Caching task states is generally a good idea if you depend on many task states in your flow edges (a lot of source tasks in edges) and these tasks have various execution time (very “width” flows).

Note

Due to results consistency information about task states are added to caches only if task (or flow) fails or finishes - there won’t be any flow or task with the same id executed in the future.

As in case of task result caches, if there is some issue with a cache, these errors are reported but they do not have fatal effect on the flow. If there is something wrong, Selinon will just use directly result backend.

Prioritization of tasks and flows

You can easily prioritize tasks or flows by placing them on separate queues and dedicate more workers to process these tasks or flows (see queue option in the YAML configuration section). Note that queues that are reserved for flows are used for dispatcher task that does scheduling based on state (not for tasks in general that are stated in the flow).

Note

Think about prioritization before you do production deployment - place each flow and task on a separate queue and you can easily prioritize flows and tasks without purging queues or performing redeployment.

To run Celery worker only the given queues queue1 and queue2 specify Celery’s -Q argument:

celery worker -A myapp.start -Q queue1,queue2 # additional parameters follow

Throttling of tasks and flows

Throttling can be performed by reducing number of workers that process given task or flow as opposite to described prioritization (see above).

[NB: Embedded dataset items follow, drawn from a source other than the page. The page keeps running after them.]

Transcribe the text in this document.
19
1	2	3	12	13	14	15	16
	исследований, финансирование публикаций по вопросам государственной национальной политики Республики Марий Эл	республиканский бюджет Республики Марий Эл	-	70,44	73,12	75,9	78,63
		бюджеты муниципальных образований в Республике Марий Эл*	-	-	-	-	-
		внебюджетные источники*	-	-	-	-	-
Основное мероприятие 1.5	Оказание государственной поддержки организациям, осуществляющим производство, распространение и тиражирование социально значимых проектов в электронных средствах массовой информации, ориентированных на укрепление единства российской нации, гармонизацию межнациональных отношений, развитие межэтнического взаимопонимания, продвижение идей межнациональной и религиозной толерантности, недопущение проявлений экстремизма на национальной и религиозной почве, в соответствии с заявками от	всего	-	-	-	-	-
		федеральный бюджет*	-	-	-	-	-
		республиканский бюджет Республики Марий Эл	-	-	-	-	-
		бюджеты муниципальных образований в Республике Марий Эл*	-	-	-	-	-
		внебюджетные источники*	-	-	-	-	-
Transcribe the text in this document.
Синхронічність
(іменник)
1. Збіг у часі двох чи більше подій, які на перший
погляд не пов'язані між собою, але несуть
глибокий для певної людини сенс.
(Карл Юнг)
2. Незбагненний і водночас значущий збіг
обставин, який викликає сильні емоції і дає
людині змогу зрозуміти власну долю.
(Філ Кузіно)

If you would like to perform even more robust throttling, you can apply throttling option on task or flow level (see throttling option in the YAML configuration section). Note that for setting up throttling properly you need to dedicate one cluster node that would accept dispatcher task (flow on a separate queue) in the given flow with throttled tasks or flows. This guarantees that scheduling of throttled tasks or flows is done on one place so the given worker node can perform time-based throttling properly based on internally kept state.

Flow throttling is done on flow level (not on task level) similarly as flow prioritization described above.

Note

Place each task and flow (dispatcher scheduling) on a separate queue so you can easily do throttling without purging queues when changing prioritization or throttling related configuration.

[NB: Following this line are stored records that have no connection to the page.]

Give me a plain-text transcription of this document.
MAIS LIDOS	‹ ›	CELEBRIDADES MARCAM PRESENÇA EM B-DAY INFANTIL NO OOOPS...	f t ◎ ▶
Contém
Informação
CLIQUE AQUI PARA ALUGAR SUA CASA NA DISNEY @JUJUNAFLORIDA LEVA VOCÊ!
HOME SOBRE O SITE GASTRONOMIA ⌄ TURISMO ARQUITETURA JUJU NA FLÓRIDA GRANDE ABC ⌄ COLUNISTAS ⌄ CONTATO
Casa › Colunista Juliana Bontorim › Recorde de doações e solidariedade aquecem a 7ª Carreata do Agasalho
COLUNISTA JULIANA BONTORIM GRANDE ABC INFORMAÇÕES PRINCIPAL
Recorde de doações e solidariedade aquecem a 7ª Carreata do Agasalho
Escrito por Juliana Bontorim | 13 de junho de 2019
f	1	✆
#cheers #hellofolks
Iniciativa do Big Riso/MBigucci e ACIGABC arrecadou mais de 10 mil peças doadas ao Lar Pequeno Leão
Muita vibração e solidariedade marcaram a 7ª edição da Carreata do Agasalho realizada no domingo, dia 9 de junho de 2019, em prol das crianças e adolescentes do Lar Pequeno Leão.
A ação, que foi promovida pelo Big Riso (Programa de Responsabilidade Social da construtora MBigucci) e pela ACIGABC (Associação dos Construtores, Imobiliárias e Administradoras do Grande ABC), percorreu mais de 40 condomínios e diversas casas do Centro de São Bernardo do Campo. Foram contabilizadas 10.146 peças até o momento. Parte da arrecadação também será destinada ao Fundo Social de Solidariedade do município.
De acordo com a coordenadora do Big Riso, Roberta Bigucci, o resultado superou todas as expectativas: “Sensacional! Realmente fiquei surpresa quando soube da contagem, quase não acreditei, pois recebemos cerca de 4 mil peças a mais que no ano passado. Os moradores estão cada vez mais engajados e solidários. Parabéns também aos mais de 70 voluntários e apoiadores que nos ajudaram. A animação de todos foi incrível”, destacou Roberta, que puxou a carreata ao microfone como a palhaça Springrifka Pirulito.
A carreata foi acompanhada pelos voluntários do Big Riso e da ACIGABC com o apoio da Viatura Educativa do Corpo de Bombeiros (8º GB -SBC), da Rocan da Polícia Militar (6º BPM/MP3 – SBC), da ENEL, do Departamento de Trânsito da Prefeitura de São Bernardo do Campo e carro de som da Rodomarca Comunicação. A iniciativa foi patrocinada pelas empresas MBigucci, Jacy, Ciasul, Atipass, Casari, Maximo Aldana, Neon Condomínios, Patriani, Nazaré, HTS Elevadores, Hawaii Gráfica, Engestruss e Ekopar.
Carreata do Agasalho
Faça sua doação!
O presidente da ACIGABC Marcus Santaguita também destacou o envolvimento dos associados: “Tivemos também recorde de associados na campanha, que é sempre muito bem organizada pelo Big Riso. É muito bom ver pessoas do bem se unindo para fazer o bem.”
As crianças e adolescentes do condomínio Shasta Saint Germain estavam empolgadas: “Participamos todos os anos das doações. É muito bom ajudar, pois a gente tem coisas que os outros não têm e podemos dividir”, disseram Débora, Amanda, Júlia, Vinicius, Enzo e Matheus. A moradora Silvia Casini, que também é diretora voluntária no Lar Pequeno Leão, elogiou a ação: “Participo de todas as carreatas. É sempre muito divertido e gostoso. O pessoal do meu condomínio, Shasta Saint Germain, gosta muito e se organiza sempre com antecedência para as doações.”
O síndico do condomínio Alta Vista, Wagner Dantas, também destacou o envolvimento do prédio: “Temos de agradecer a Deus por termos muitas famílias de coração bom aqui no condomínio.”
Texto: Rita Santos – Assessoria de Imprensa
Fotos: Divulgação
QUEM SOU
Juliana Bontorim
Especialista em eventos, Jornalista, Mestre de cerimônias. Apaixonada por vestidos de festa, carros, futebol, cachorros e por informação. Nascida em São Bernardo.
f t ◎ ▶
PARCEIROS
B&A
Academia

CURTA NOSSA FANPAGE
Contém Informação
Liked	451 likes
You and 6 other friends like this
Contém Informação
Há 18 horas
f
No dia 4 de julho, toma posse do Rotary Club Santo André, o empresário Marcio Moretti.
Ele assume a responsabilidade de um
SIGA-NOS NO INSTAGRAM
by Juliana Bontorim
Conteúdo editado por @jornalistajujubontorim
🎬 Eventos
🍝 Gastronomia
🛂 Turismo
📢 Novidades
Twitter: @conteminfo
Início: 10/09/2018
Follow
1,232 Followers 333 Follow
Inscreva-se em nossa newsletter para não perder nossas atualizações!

An example of configuration:

---
tasks:
  - name: Task1
    import: myapp.tasks
    queue: task1_v0
    throttling:  # task level throttling
      seconds: 10

# additional entries follow

flow-definitions:
  - name: flow1
    queue: flow1_v0
    throttling:  # flow level throttling
      minutes: 30
      seconds: 10
    edges:

# additional entries follow

Other optimizations

If you would like to optimize performance take a look at Celery’s user guide for optimizing Celery execution.

For example configuring prefetch multiplier (number of messages that are prefetched in a bulk mode from broker to worker) can result in significant speed up (more than 10 times based on my experience). In order to find the right and balanced solution for your cluster, you will need to experiment a bit.